This is another handsome publication with some gorgeous
photographs which ooze glamour. Did Lily Pons want to be a great opera
singer or a glamour puss? There is very little that is glamorous about
being an opera star. It has its enormous stresses and problems
The book is very unsatisfactory because it is a higgedly-piggedly
collection of essays and comments from various people few of whom I
have heard of and the book is a collection of writings without form
or cohesion. The ordinary person wants to read about matters in chronological
order not have to have a notepad and pencil by one’s side to make a
chronological map to see what fits where. Imagine a Dickens novel with
all the chapters in the wrong order and you will understand what I mean.
That Lily was a popular singer cannot be disputed but
she was very limited in her repertoire.
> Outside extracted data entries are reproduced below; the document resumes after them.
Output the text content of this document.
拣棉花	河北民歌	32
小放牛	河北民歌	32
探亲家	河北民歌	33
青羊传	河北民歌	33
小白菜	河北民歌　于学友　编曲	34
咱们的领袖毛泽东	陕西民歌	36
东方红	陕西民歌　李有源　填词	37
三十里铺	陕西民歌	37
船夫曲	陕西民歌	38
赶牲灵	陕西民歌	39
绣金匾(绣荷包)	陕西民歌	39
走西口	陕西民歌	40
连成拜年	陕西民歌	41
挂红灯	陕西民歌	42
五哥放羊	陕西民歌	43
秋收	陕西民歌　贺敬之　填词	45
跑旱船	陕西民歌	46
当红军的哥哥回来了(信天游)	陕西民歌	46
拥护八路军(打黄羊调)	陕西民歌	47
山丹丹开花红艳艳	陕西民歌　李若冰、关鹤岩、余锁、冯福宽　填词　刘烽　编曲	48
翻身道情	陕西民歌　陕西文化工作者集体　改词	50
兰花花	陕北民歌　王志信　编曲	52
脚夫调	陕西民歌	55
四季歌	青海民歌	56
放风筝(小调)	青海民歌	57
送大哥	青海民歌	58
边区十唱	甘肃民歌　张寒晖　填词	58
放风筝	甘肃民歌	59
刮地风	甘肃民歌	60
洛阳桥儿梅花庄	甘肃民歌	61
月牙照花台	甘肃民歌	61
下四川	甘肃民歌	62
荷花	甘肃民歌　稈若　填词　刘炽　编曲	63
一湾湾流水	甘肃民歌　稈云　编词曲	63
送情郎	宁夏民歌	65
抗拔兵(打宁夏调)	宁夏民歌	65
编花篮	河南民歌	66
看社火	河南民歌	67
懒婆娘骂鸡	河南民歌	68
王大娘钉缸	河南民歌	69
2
Being French she occasionally
sang Debussy and Fauré and once bravely sang some Milhaud. But
her operatic successes were mainly in Donizetti and Verdi. As far as
I am aware she never sang a Wagner role clearly because it was too difficult
for her. I stand to be corrected.
Her glamour climbing did mean that she starred in a
few films, four in fact. I Dream too Much starred Henry Fonda
and That Girl from Paris and Hitting a New High put her
alongside Jack Oakie. His character names speak for themselves.. Whammo
Lonsdale and Corny Davis. Her last film was Carnegie Hall
which succeeded because they were excerpts of famous artists performing
such as Piatigorsky, Heifetz and the great Fritz Reiner.
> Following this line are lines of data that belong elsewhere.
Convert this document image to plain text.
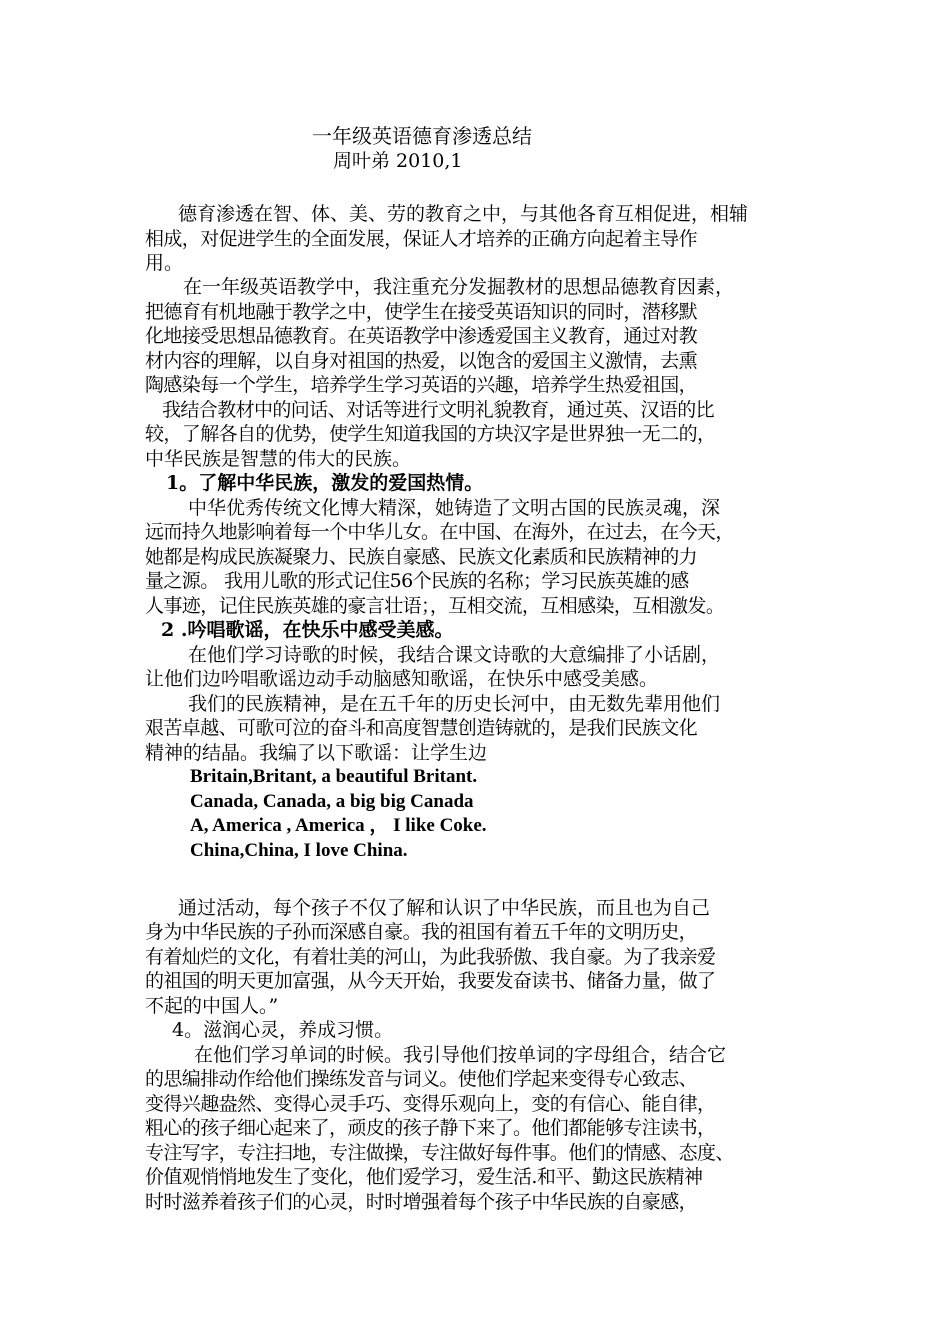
一年级英语德育渗透总结
周叶弟 2010,1
德育渗透在智、体、美、劳的教育之中，与其他各育互相促进，相辅
相成，对促进学生的全面发展，保证人才培养的正确方向起着主导作
用。
在一年级英语教学中，我注重充分发掘教材的思想品德教育因素，
把德育有机地融于教学之中，使学生在接受英语知识的同时，潜移默
化地接受思想品德教育。在英语教学中渗透爱国主义教育，通过对教
材内容的理解，以自身对祖国的热爱，以饱含的爱国主义激情，去熏
陶感染每一个学生，培养学生学习英语的兴趣，培养学生热爱祖国，
我结合教材中的问话、对话等进行文明礼貌教育，通过英、汉语的比
较，了解各自的优势，使学生知道我国的方块汉字是世界独一无二的，
中华民族是智慧的伟大的民族。
1。了解中华民族，激发的爱国热情。
中华优秀传统文化博大精深，她铸造了文明古国的民族灵魂，深
远而持久地影响着每一个中华儿女。在中国、在海外，在过去，在今天，
她都是构成民族凝聚力、民族自豪感、民族文化素质和民族精神的力
量之源。 我用儿歌的形式记住56个民族的名称；学习民族英雄的感
人事迹，记住民族英雄的豪言壮语；，互相交流，互相感染，互相激发。
2 .吟唱歌谣，在快乐中感受美感。
在他们学习诗歌的时候，我结合课文诗歌的大意编排了小话剧，
让他们边吟唱歌谣边动手动脑感知歌谣，在快乐中感受美感。
我们的民族精神，是在五千年的历史长河中，由无数先辈用他们
艰苦卓越、可歌可泣的奋斗和高度智慧创造铸就的，是我们民族文化
精神的结晶。我编了以下歌谣：让学生边
Britain,Britant, a beautiful Britant.
Canada, Canada, a big big Canada
A, America , America ， I like Coke.
China,China, I love China.
通过活动，每个孩子不仅了解和认识了中华民族，而且也为自己
身为中华民族的子孙而深感自豪。我的祖国有着五千年的文明历史，
有着灿烂的文化，有着壮美的河山，为此我骄傲、我自豪。为了我亲爱
的祖国的明天更加富强，从今天开始，我要发奋读书、储备力量，做了
不起的中国人。”
4。滋润心灵，养成习惯。
在他们学习单词的时候。我引导他们按单词的字母组合，结合它
的思编排动作给他们操练发音与词义。使他们学起来变得专心致志、
变得兴趣盎然、变得心灵手巧、变得乐观向上，变的有信心、能自律，
粗心的孩子细心起来了，顽皮的孩子静下来了。他们都能够专注读书，
专注写字，专注扫地，专注做操，专注做好每件事。他们的情感、态度、
价值观悄悄地发生了变化，他们爱学习，爱生活.和平、勤这民族精神
时时滋养着孩子们的心灵，时时增强着每个孩子中华民族的自豪感，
The book may not have set out to say so, but it is
clear that Lily Pons wanted the best of all worlds. And we all know
about Jacks of all Trades. She was walking a tightrope between being
a professional and a mere entertainer and this is epitomised in her
marriage to the conductor André Kostelanetz which marriage ended
in divorce. Kostelanetz was not a good conductor. Listen to his ghastly
performance of Walton’s Johannesburg Festival 0verture and how
- he finishes it.
If you listen to Pons' recordings you will find a lot
to admire but there are some awful mistakes. The Mad Scene in Lucia
is excruciatingly bad. Notes are left out. Notes arc smudged and the
top notes are wrong!
In the theatre her performances were sometimes marred
by the same faults. Perhaps her efforts to be a coloratura were misguided!
And, after all, she was an attractive woman and, as a result, was forgiven!